O tempo médio de vida de uma vaca, escrevem Singer e Mason, pode ser de até 20 anos, mas as destinadas a produzir leite vivem apenas de 5 a 7 anos. Elas são abatidas quando cai a produção do leite. Cada vez que dão à luz, passam pela mesma agonia de terem seus filhos levados embora nos três primeiros dias de vida. A mãe fareja os resíduos de sangue e placenta que lambeu do filhote, e muge por dias ou mesmo semanas. Muitas sofrem este luto a ponto de entrarem em depressão. 

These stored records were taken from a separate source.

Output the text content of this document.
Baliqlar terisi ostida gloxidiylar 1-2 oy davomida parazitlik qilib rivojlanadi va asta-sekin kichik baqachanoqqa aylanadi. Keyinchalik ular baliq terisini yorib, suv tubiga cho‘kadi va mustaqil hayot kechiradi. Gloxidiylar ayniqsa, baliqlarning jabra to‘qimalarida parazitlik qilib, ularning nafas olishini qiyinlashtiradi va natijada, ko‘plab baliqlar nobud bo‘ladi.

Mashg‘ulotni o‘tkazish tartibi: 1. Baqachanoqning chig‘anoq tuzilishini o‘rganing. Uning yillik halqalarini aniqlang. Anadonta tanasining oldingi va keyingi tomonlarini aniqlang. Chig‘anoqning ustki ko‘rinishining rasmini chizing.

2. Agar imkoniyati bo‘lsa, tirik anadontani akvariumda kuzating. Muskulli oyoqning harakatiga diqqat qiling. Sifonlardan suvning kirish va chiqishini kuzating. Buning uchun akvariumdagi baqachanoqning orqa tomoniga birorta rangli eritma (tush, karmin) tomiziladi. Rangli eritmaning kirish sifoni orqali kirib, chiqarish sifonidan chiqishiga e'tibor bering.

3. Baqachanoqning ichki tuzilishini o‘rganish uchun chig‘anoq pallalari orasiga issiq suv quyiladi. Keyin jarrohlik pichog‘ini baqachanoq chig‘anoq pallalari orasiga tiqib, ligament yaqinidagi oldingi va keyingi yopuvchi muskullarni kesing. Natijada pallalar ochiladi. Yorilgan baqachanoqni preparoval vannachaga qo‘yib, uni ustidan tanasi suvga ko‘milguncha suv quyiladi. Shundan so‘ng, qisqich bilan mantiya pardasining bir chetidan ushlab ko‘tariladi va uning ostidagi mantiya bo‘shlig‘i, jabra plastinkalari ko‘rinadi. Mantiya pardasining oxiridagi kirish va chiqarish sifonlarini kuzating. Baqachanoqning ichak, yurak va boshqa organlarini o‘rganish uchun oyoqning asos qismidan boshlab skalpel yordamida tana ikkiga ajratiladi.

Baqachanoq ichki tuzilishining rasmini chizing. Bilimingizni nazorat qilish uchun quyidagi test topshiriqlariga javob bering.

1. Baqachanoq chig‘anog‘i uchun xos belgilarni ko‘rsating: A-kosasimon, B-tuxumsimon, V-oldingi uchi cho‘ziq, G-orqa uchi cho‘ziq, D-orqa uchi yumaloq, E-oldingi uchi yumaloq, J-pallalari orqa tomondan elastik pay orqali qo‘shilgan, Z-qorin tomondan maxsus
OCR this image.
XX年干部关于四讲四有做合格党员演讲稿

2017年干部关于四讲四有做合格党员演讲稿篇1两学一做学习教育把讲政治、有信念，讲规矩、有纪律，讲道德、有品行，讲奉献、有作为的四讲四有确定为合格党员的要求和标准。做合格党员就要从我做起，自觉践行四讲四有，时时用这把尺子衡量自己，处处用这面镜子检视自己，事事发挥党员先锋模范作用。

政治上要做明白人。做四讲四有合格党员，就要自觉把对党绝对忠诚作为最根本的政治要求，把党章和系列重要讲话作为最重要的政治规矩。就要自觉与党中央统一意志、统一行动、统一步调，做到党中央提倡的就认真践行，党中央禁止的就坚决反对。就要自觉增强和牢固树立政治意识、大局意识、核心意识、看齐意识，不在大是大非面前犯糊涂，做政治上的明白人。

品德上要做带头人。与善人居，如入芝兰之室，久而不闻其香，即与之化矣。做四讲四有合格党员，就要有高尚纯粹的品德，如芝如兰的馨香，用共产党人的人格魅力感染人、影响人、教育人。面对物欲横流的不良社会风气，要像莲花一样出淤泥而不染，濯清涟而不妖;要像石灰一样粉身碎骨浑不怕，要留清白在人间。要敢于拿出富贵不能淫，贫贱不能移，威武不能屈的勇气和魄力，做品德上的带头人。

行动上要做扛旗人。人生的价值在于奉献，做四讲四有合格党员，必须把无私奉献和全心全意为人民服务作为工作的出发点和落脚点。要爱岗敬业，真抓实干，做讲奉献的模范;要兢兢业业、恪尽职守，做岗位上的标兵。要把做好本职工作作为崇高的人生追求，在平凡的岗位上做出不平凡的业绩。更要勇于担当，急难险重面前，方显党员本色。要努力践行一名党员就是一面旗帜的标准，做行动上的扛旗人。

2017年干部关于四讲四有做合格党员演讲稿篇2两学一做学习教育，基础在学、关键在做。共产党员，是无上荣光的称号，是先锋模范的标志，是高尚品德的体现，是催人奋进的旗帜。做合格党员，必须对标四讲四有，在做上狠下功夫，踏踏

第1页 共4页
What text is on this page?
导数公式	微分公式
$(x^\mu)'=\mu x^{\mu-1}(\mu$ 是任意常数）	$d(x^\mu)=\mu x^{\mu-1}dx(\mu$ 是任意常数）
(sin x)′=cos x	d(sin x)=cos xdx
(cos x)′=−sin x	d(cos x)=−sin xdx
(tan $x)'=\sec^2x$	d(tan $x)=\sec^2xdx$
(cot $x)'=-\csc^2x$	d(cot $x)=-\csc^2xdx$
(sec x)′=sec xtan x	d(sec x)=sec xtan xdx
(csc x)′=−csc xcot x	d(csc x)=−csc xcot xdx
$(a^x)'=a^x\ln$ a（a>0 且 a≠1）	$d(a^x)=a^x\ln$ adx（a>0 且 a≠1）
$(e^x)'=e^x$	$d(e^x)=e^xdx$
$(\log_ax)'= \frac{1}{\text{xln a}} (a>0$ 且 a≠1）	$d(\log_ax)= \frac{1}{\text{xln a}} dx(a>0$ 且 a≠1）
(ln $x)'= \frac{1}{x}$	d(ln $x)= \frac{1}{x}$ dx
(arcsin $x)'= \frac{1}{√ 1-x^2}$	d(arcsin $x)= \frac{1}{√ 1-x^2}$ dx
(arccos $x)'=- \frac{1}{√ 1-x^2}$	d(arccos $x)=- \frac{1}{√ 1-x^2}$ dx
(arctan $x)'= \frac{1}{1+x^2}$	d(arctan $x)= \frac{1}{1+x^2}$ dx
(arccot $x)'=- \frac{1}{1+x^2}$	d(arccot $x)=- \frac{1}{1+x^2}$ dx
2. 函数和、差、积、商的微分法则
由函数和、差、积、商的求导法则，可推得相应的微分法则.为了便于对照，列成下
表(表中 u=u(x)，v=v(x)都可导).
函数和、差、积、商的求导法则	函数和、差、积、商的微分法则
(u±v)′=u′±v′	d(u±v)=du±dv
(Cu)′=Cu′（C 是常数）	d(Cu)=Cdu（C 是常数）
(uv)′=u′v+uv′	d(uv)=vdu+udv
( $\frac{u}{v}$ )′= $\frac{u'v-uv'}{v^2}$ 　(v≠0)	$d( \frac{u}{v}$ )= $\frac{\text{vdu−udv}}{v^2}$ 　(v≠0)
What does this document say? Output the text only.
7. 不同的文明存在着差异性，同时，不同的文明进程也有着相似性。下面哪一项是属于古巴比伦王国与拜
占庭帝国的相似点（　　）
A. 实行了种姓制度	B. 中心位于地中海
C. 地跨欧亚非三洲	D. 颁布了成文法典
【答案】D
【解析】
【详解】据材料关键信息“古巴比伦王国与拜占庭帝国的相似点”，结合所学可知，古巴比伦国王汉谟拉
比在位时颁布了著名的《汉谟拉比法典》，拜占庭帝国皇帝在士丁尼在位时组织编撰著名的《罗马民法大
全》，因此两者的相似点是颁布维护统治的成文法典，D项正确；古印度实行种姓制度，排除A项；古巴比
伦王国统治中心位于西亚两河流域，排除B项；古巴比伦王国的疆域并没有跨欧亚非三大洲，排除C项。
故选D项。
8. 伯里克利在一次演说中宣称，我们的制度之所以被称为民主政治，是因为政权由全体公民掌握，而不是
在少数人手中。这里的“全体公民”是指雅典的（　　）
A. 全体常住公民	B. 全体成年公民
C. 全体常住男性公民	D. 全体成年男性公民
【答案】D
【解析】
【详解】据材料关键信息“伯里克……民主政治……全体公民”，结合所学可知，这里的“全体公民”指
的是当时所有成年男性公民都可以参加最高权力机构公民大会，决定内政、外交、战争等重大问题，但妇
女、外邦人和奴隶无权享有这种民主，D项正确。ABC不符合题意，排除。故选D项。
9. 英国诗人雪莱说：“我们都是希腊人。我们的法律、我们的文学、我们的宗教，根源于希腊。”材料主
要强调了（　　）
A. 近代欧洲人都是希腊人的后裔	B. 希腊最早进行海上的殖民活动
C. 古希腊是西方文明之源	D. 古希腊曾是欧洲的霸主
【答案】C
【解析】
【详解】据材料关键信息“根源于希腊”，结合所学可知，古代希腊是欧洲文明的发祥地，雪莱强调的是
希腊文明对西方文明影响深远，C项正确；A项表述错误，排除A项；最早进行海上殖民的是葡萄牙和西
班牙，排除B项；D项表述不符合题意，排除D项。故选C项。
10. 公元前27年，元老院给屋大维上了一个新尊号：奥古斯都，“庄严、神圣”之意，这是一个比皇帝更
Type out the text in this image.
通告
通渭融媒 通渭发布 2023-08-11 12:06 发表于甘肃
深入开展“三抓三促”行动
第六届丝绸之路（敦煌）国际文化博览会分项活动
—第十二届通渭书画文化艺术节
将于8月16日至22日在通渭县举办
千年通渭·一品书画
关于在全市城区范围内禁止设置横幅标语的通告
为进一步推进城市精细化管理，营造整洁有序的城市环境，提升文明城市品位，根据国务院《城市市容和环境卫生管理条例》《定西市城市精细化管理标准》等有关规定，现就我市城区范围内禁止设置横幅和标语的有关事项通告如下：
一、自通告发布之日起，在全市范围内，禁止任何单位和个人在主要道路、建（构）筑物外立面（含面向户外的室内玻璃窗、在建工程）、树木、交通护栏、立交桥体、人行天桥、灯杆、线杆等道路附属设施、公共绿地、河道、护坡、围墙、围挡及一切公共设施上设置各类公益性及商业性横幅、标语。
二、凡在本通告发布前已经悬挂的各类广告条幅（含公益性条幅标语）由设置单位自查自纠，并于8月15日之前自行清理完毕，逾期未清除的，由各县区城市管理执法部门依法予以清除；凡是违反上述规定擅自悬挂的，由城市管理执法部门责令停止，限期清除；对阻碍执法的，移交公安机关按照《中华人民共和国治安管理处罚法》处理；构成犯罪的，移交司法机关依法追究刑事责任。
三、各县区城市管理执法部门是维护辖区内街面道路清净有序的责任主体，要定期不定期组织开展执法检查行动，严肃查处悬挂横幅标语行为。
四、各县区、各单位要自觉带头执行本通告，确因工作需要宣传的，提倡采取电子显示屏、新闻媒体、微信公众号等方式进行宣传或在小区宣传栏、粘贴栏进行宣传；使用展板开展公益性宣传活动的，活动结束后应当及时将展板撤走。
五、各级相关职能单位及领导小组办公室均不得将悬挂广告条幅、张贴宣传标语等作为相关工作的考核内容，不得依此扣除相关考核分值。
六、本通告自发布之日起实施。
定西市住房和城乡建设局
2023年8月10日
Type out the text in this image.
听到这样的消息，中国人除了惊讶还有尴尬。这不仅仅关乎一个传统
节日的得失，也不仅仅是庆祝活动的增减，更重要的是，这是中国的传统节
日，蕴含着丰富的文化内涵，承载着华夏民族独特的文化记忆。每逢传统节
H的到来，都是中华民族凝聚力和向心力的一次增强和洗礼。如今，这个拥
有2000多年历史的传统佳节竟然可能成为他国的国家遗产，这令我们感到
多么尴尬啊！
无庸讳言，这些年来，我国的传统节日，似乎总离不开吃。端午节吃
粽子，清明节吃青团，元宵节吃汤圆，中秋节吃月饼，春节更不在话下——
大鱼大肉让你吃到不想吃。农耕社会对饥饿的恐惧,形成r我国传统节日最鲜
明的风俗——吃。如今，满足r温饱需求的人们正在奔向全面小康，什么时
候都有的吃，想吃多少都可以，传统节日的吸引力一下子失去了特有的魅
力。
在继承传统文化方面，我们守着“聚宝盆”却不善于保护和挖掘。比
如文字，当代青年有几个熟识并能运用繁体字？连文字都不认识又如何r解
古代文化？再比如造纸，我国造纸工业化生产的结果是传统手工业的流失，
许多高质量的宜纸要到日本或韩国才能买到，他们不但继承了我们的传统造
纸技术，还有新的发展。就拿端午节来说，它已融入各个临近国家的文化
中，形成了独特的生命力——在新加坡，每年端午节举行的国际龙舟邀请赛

Além do sofrimento pelo qual passam as vacas leiteiras ao terem seus filhos tirados dela e ao terem que se submeter a uma nova gestação passados três meses após encerrada a anterior, o consumo de leite também responde pelo alto volume de poluição aérea nas regiões nas quais as vacas são criadas. Na digestão da dieta não natural à qual são forçadas para produzirem mais leite, seu sistema digestivo produz uma imensa quantidade de gás metano, responsável pelo aquecimento global. Os dejetos depositados a céu aberto são poluidores do ar, do solo e das águas, além de contaminarem o lençol freático da região leiteira. Tudo isso torna o consumo de leite anti-ético.

Continua...

*Sônia T. Felipe é doutora em Teoria Política e Filosofia Moral com pós-doutorado em Bioética-Ética Animal, co-fundadora do Núcleo de Estudos Interdisciplinares sobre a Violência, co-autora de ‘A violência das mortes por decreto’ (Edufsc), ‘O corpo violentado’ (Edufsc), ‘Justiça como Eqüidade’ (Insular) e ‘Por uma questão de princípios’ (Boiteux), ‘Ética e experimentação animal: argumentos abolicionistas’ (Edufsc), colaboradora nas coletâneas ‘Éticas e políticas ambientais (Univ.Lisboa), ‘Filosofia e Direitos Humanos’ (Edufce), ‘Instrumento Animal’ (Canal 6). É professora e pesquisadora dos Programas de graduação e pós-graduação em Filosofia, e do Doutorado Interdisciplinar em Ciências Humanas, da UFSC. Investigadora Permanente do Centro de Filosofia da Universidade de Lisboa e Membro do Bioethics Institute da Fundação Luso-americana para o Desenvolvimento, Lisboa.

Nota da blogueira: 

Gente, é 'nojento' que nós, humanos, possamos agir assim incitando a prática de tanta crueldade contra os animais pelo ignóbil vício da gula. Não se justifica. Como somos pequenos! É verdade que a maioria de nós sequer para para pensar que por trás daqueles saborosos e suculentos pratos aos quais sucumbimos havia um ser vivo que sofreu tanto para saciar nosso instinto. Mas, sempre é tempo de começar a refletir e mudar. Fica a dica.